Type 1 diabetes typically occurs before the age of 45 and usually makes itself apparent quite suddenly, with such symptoms as dramatic weight loss, frequent thirst and urination.
According to The American Diabetes Association, more than 150,000 people die annually from both type 1 and type 2 diabetes and their long-term complications. According to The American Diabetic Association statistics, 90 to 95% of diabetics are type 2.
While the cause of type 1 diabetes is still somewhat mysterious, the cause of type 2 diabetes is so, As noted another name for type 2 diabetes is insulin resistance. Obesity, particularly visceral obesity, and insulin resistance, thus the inability to fully utilize glucose transporting, qualities of insulin are interlinked.

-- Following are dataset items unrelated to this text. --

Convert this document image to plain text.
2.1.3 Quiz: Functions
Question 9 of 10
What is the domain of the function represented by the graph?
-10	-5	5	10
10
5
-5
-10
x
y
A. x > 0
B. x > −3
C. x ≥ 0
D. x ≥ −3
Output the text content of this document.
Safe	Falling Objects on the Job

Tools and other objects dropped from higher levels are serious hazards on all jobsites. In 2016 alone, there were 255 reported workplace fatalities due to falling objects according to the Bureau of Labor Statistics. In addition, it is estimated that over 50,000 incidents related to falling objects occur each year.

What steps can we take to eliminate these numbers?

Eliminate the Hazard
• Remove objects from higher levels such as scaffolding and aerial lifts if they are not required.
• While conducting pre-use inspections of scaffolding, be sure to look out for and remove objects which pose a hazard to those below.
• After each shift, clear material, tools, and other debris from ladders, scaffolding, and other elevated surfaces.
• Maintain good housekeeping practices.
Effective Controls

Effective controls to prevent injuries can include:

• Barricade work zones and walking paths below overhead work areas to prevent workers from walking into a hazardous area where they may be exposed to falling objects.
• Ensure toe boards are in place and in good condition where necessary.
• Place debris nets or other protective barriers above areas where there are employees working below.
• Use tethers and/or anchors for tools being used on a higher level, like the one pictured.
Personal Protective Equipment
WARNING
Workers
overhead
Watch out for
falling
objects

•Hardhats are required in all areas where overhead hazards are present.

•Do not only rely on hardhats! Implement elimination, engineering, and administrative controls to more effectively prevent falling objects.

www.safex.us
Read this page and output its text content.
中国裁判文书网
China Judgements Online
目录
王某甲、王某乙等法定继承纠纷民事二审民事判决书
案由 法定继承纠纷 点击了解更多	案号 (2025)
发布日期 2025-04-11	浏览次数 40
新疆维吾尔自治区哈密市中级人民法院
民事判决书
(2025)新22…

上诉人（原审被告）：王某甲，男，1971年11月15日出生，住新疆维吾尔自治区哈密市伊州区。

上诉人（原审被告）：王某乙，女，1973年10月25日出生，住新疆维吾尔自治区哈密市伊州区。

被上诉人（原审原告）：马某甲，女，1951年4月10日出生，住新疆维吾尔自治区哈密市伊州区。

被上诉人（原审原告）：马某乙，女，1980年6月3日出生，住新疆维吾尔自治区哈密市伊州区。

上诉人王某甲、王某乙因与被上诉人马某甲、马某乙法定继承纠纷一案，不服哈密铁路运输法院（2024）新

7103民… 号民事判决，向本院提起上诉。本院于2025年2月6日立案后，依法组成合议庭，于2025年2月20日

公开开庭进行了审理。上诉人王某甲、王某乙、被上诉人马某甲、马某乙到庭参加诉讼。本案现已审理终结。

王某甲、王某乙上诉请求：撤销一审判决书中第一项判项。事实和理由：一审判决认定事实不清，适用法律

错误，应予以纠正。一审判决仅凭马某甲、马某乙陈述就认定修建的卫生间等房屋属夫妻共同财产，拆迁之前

For reasons related to genetics, a substantial portion of the population has the potential when overweight to become sufficiently insulin resistance that increases demands on the pancreas burnout, the beta cells that produce insulin. Insulin resistance appears to be caused at least in part by inheritance, in part by high level of fat in the form of triglycerides. Insulin resistance by its very nature increases the body’s need for insulin, which therefore causes the pancreas to work harder to produce elevated insulin levels, which can indirectly cause high blood pressure and damaged circulatory system.
Fat in the blood feeding the liver causes insulin resistance, which causes elevated serum insulin, which causes the fat cells to build even more abdominal fat, which raises triglycerides in the liver’s blood supply, which causes insulin levels to increase because of increased resistance to insulin. It sounds circular, it is. The fat that is the culprit here is not dietary fat. High levels of triglycerides in the blood, which are in circulation at some level in the blood stream at all times, thus are not so much the result of dietary fat intake, as they are usually due to carbohydrate consumption.
The onset of type 2 diabetes is lower and more stealthy, but even in its earlier stage, the abnormal blood sugar levels, though not sky high, can cause damage to the nerves, blood vessels, heart, eyes, and more. Type 2 diabetes is often called the silent killer, and it is quite frequently discovered through one of its complications, such as hypertension or a defect in vision.
Type 2 diabetes is at the beginning, a less serious disease. Patients do not melt away into sugar water and die in a few month’s time. Type 2 diabetes can, through chronically but less dramatically elevated blood sugar, be much more insidious. It probably causes more heart attacks, strokes, and amputations than serious type 1 diabetes. Type 2 diabetes is a major cause of hypertension, heart disease, blindness, and amputation due to impaired sensation in feet with poor circulation that do not heal when injured.